Consider the following problem, from Understanding Probability by Henk Tijms.
In the World Series Baseball, the final two teams play a series
consisting of a possible seven games until such time that one of the
two teams has won four games. In one such final, two unevenly matched
teams are pitted against each other and the probability that the
weaker team will win any given game is equal to $p=0.45$. Assuming that
the results of the various games are independent from each other,
calculate the probability of the weaker team winning the final. What
are the expected value and the standard deviation of the number of
games the final will take?
The probability of the weaker team winning is:
$$
\sum_{k=0}^3 \binom{7}{k} (1-p)^kp^{7-k}\simeq 0.3917.
$$
For the expected value of the number of games, I consider the following table, where I list the number of possible wins for each of the two teams:
$$
\begin{array}{cc}
\text{strong team} & 4 & 4 & 4 & 4 & 0 & 1 & 2 & 3 \\
\text{weak team} & 0 & 1 & 2 & 3 & 4 & 4 & 4 & 4 \\
\end{array}
$$
which leads me to the expression:
$$
\sum_{k=0}^3 (4+k)\binom{4+k}{k}p^k(1-p)^4 + \sum_{k=0}^3 (4+k)\binom{4+k}{k}p^4(1-p)^k \simeq 8.622
$$
the result, however, is wrong. The only thing that I can think of is that I am counting in a wrong way the number of games with a given number of wins for the two teams.

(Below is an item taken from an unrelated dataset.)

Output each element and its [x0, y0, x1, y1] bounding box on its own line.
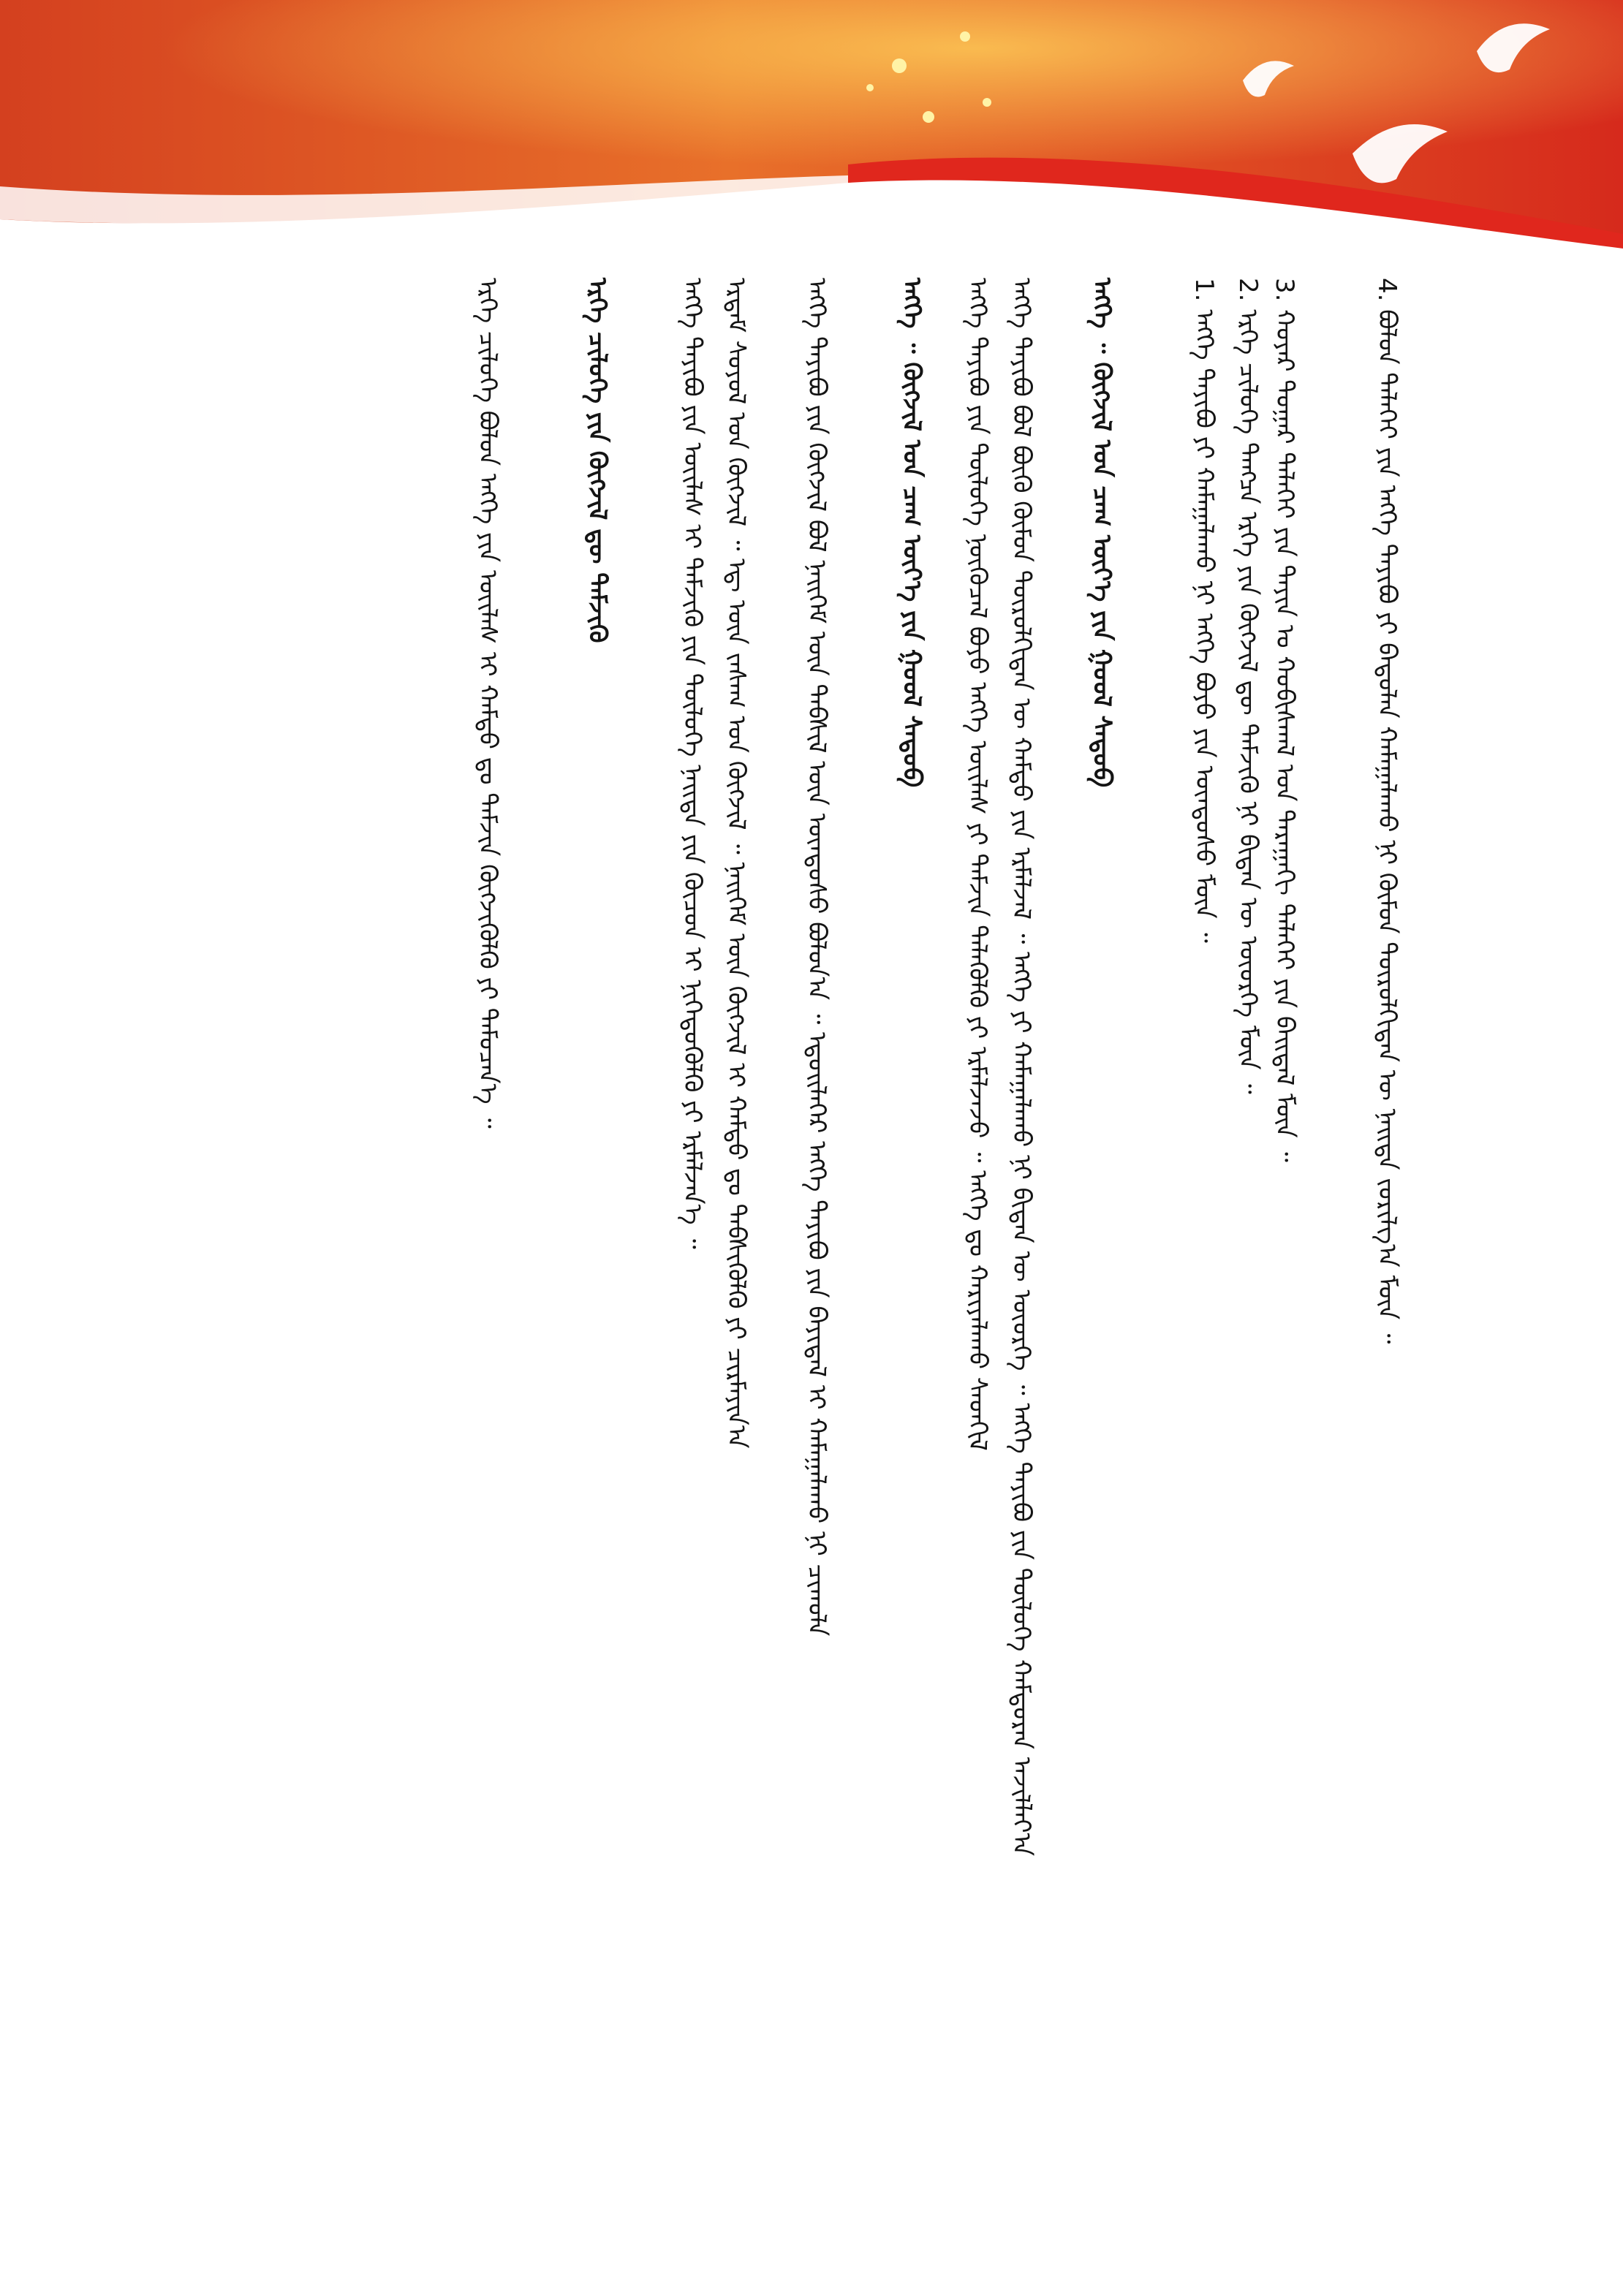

I have found the solution of this problem here, but why is my approach wrong?
Best Answer
When you count all possibilities that the series finishes, e.g., 4-2 in favor of the stronger team, you count every time the stronger team wins 4 games and the weaker team wins 2, in any order, as a 6-game series. However, if the stronger team wins games 1,3,4,5, and the weaker team wins games 2,6, the series lasted only 5 games (and game 6 was never played). So not every arrangement of 4 strongenr-team-wins and 2 weaker-team-wins gives a legitimate 6-game series.